SCIM without the pain

If you sell to enterprises, you're going to hear the acronym SCIM a lot. SCIM (System for Cross-domain Identity Management) is the standard IdPs (Okta, Entra/Azure, OneLogin, etc.) use to provision and deprovision users automatically.

Someone joins their company? They're added to your app. They leave? Access is revoked. It's clean, auditable, and it keeps your customer's IT team happy.

The catch: implementing SCIM from scratch means juggling many endpoints, subtle differences between each IdP (like Entra sending strings instead of booleans depending on when the account was created), and long feedback loops with customer admins.

That's exactly why we built SCIM into PropelAuth BYO.

Why SCIM in BYO feels different

One route to rule them all

The SCIM spec defines a handful of endpoints (/Users, /Groups, /Schema, etc.) that you'll need to implement. Each one has its own quirks and edge cases, and different IdPs behave differently.

With BYO you stand up a single catch-all route (e.g. /api/scim/*) and forward requests to the sidecar. We parse the request and tell you if an action is required (like LinkUser on first-time provisioning, allowing you to provide your own ID or reject the request, or DisableUser on deprovision). If there's no action required, we hand back a response body + status that you can return directly to the IdP. You keep control of your data model without building the whole spec.

You define the data you want (and how it's mapped)

Let's say you want to collect a custom attribute from your customer like favorite_sport. Where does that live in the SCIM payload?

Unfortunately, while the SCIM spec defines a core schema, it's not as prescriptive when it comes to custom attributes (and the folks that wrote the SCIM spec didn't think about how important the favorite_sport field would be to your business).

BYO lets you declare the schema you want and map incoming IdP fields to it. For example, to capture a user's favorite sport, we define the property in our schema:

{
    "userSchema": [
        // ...
        {
            "outputField": "favorite_sport",
            "inputPath": "favoriteSport",
            "displayName": "Favorite Sport",
            "description": "The user's favorite Sport",
            "propertyType": {
                "dataType": "String"
            }
        }
    ]
}

Once mapped, whenever SCIM requests arrive, BYO will look for favoriteSport in the incoming payload, extract it, and store it under favorite_sport in its normalized view of the user. That means that property is available both in SCIM request handling and when you ask for a user later via getScimUser.

In other words: you will always get a normalized shape from the sidecar.

Oh, and it works retroactively as well. So you can update your mappings at any time and calls to getScimUser will reflect the new schema immediately.

Fallback Paths: Because customers rarely follow directions perfectly

Maybe your guide says "send favoriteSport at the top level," but the customer ships fav_sport, FavoriteSport, or urn:ietf:params:scim:schemas:extension:enterprise:2.0:User:favorite_sport. Instead of going back and forth trying to get on the same page, add fallback paths in the dashboard so BYO will look in the other places and still populate favorite_sport. Update once, fix it for the entire connection.

Fast reads from inside your infra

Sometimes you just want to know what the IdP thinks about a user right now. Maybe you're doing an authorization check for a sensitive operation and need to know the groups the user is in. Maybe you just want to display the user's name in your product. Maybe you need to know if the user is still active.

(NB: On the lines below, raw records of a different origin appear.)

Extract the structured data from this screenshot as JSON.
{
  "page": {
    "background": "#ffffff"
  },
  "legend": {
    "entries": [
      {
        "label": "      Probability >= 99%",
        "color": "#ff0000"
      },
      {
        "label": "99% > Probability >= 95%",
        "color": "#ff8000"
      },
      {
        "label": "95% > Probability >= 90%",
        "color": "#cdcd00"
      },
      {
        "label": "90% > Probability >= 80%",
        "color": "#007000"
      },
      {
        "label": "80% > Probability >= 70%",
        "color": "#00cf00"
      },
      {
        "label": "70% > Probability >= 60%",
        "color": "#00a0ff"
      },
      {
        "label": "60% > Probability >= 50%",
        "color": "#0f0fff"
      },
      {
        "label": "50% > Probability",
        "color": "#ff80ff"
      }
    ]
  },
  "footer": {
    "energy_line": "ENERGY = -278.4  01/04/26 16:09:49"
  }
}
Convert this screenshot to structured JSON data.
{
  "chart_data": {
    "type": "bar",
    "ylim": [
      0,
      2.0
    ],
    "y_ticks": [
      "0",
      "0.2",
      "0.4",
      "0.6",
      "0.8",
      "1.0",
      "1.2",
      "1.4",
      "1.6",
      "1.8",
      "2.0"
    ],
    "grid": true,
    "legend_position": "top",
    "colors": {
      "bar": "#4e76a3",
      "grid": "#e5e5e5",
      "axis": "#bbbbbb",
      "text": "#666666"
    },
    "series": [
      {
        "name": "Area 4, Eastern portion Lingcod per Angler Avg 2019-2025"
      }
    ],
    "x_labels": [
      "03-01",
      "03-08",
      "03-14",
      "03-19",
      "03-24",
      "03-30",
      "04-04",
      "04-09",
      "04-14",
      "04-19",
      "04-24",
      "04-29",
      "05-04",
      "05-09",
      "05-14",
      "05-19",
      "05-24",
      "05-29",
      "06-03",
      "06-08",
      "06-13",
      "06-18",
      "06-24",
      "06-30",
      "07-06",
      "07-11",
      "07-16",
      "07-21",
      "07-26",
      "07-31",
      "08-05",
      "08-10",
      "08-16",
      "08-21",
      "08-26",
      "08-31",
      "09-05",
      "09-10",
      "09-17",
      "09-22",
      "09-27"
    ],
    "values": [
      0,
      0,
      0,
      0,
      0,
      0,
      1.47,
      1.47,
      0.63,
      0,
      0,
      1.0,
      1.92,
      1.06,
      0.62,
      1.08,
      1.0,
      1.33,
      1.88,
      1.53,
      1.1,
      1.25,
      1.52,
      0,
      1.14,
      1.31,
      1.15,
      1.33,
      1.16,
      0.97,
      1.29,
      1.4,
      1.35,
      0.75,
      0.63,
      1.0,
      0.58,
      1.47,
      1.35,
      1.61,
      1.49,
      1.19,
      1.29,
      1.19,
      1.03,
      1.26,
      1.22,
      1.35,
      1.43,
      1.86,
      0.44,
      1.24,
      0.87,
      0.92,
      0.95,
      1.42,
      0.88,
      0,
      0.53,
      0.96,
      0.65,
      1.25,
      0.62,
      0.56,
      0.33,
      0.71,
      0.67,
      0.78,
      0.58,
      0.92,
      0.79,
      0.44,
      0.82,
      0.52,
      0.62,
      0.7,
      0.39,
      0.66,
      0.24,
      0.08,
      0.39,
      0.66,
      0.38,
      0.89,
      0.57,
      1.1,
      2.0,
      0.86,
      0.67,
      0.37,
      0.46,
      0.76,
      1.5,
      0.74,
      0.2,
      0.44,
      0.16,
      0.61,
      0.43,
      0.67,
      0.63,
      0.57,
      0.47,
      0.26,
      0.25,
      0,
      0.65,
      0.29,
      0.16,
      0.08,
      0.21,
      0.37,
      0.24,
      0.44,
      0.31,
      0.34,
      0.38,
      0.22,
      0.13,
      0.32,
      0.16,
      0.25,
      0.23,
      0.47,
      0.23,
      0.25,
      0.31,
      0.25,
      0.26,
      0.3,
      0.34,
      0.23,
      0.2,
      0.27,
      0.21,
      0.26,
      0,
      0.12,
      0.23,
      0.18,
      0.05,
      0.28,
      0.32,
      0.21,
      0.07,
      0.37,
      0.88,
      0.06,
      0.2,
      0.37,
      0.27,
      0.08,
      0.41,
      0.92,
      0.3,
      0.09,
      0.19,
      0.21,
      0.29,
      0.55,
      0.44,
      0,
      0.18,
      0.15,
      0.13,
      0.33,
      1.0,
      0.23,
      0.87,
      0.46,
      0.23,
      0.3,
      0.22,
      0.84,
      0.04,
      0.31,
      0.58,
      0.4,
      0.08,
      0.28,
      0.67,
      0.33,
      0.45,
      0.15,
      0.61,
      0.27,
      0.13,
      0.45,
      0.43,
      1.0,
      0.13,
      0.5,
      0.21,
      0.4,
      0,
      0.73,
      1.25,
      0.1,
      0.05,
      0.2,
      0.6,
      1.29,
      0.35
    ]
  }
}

Because BYO is a self-hosted sidecar that runs in your cloud next to your app, calling getScimUser to fetch the customer's authoritative view of a user is a low-latency internal hop - not a cross-internet round-trip. You can use this in middleware, on /whoami routes, or anywhere you'd consider querying your own user database.

Know when important data is missing

Some attributes are business-critical (manager email, org role). Mark them Warn if missing and the dashboard will flag users that arrived without those values. Your onboarding or support team gets a clear count of warnings and examples to fix.

Built for operators and developers

As with everything in BYO, we designed SCIM support to make life easier for both your engineering team and the folks who will be onboarding and supporting customers. This means it's not just an API, but we also provide:

• Dashboard for onboarding & support. See each connection's users/groups, the exact payloads the IdP sent, and your current mappings - then adjust without redeploying.
• Programmatic everything. The same normalized properties are returned in SCIM request handling (parsedUserData) and via getScimUser, so you can enforce policy consistently in code.
• Fix it yourself, without the back-and-forth. Update mappings, add fallbacks, and re-check users immediately - no waiting on the customer to reconfigure.

A quick mental model

1. Your catch-all /api/scim/* forwards to BYO.
2. BYO validates and normalizes the request.
3. If an action is required (Link/Disable/Enable/Delete), you perform it in your system, then confirm; otherwise, just return BYO's response.
4. At any time, call getScimUser to read the customer-source truth for a user from inside your own infra.

If you already have authentication that works, BYO's SCIM support lets you say "yes" to enterprise asks without rewriting your model or your roadmap. Add the mappings, keep your control, and give customers the provisioning story they expect.